- O presidente Luiz Inácio Lula da Silva afirmou que “mentiras nas redes digitais” são usadas tanto pela direita quanto pela esquerda, prejudicando narrativas e argumentos.
- O comentário foi feito durante a sétima sessão plenária do Conselho de Desenvolvimento Econômico, Social e Sustentável (Conselhão).
- Lula comparou o cenário brasileiro a protestos ocorridos no México em 2013, associando-os ao surgimento da extrema direita e à depuração de patrimônio público.
- Em outro trecho, o presidente criticou o mercado financeiro, dizendo que crises fiscais são exageradas e que gastos públicos costumam ser apresentados como menos prejudiciais do que realmente são, especialmente em educação.
O presidente Luiz Inácio Lula da Silva afirmou que, em um momento delicado, mentiras nas redes digitais são disseminadas por ambos os polos políticos, direita e esquerda, prejudicando narrativas e argumentos. O comentário foi feito durante a sétima sessão plenária do Conselho de Desenvolvimento Econômico, Social e Sustentável, o Conselhão.
Lula destacou que a rapidez com que a desinformação se propaga nas redes supera a qualidade de uma argumentação. O discurso aponta para uma regulação das plataformas como necessidade, sem apontar responsáveis específicos.
O presidente comparou a conjuntura atual com episódios do passado no Brasil, citando movimentos sociais que, segundo ele, contribuíram para volatilidade política em 2013. Ele mencionou impactos na opinião pública e a emergência de variantes de atuação política.

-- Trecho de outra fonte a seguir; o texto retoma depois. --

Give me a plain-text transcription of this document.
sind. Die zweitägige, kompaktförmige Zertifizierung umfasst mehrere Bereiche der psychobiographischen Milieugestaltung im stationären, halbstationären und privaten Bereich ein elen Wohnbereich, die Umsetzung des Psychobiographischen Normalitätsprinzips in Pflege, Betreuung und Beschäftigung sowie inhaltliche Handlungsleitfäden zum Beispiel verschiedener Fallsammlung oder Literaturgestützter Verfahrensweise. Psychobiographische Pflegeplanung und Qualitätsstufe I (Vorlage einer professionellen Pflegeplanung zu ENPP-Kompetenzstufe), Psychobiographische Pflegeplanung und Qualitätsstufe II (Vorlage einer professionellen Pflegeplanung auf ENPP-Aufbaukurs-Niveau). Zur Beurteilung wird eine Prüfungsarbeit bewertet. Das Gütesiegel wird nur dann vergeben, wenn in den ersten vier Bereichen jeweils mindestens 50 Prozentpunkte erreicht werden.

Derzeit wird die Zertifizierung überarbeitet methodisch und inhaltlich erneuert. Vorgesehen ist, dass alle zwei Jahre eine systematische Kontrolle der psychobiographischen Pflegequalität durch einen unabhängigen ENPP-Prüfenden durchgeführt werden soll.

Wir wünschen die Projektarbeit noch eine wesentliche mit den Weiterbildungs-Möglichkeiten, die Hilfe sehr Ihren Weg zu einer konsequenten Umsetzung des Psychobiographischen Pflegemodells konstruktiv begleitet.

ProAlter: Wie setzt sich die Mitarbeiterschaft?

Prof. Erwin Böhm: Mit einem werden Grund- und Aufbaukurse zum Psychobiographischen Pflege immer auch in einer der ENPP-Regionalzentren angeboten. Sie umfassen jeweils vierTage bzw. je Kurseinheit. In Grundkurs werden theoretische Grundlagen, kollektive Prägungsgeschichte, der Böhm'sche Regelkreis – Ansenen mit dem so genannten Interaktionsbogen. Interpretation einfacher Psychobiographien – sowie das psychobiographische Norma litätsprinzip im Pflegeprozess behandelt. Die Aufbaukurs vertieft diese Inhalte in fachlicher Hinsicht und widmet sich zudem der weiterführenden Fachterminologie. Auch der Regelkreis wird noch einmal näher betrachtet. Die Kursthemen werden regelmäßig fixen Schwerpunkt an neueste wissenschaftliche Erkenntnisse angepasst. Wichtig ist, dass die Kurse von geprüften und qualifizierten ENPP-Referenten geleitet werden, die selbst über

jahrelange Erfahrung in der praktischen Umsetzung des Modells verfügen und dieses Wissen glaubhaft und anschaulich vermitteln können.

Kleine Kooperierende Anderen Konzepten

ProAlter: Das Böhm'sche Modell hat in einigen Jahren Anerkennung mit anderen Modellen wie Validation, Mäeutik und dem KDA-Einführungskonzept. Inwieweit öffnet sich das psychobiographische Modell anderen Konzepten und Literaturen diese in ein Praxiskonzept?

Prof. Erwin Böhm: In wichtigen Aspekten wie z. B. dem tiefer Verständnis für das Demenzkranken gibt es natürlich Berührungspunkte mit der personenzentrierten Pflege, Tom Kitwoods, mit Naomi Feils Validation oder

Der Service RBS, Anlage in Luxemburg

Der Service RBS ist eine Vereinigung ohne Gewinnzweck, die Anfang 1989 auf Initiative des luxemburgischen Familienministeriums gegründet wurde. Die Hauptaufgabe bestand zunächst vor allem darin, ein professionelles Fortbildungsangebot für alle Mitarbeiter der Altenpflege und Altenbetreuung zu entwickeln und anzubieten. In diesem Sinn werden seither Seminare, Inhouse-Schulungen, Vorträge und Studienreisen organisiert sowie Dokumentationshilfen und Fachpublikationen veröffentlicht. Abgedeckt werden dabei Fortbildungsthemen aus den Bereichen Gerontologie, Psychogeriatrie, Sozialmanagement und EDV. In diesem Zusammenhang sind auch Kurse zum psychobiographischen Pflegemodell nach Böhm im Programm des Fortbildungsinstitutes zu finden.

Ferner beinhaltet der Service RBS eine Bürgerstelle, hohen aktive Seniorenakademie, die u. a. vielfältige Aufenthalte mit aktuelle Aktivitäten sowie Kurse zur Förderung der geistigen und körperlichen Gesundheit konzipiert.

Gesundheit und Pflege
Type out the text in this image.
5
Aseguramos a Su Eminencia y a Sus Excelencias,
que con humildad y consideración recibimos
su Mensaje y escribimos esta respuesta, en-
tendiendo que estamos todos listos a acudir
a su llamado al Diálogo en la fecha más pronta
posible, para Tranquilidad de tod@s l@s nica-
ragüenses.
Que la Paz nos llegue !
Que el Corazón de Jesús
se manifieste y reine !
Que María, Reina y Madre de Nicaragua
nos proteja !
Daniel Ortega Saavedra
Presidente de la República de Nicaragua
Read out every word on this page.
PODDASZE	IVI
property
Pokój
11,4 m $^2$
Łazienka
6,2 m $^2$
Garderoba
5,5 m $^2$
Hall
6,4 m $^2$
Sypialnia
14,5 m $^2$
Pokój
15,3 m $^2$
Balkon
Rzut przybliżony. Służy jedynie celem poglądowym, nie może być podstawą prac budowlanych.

Segundo Lula, houve uso de símbolos nacionais por setores da extrema direita em momentos de mobilização. Ele afirmou que esse desdobramento contou com a participação de estratégias de apelo popular, sem mencionar nomes.
O relato fez uma ligação entre eventos no Brasil e na América do Norte, sugerindo semelhanças entre protestos recentes no México e antigos acontecimentos brasileiros. O presidente mencionou a proximidade temporal com a Copa do Mundo para o caso mexicano.
Ataques ao mercado financeiro
Em seguida, Lula voltou a criticar o mercado financeiro brasileiro, afirmando que certos atores veem déficits fiscais como riscos extremos. O tom foi de defesa de políticas públicas com foco em investimentos e em educação, não apenas em gastos.
O presidente afirmou que a imprensa especializada costuma questionar déficits pequenos, em comparação com exemplos internacionais de endividamento, sem que haja reflexo imediato no desenvolvimento da sociedade.
Lula reforçou a ideia de que a gestão pública precisa equilibrar gastos com investimentos estratégicos. O discurso criticou a visão de curto prazo que, segundo ele, privilegia ajustes financeiros em detrimento de políticas estruturais.
A fala também abordou a necessidade de avaliação sobre quanto custaram ações não tomadas no setor educacional, sugerindo que decisões anteriores podem ter limitado avanços no tema.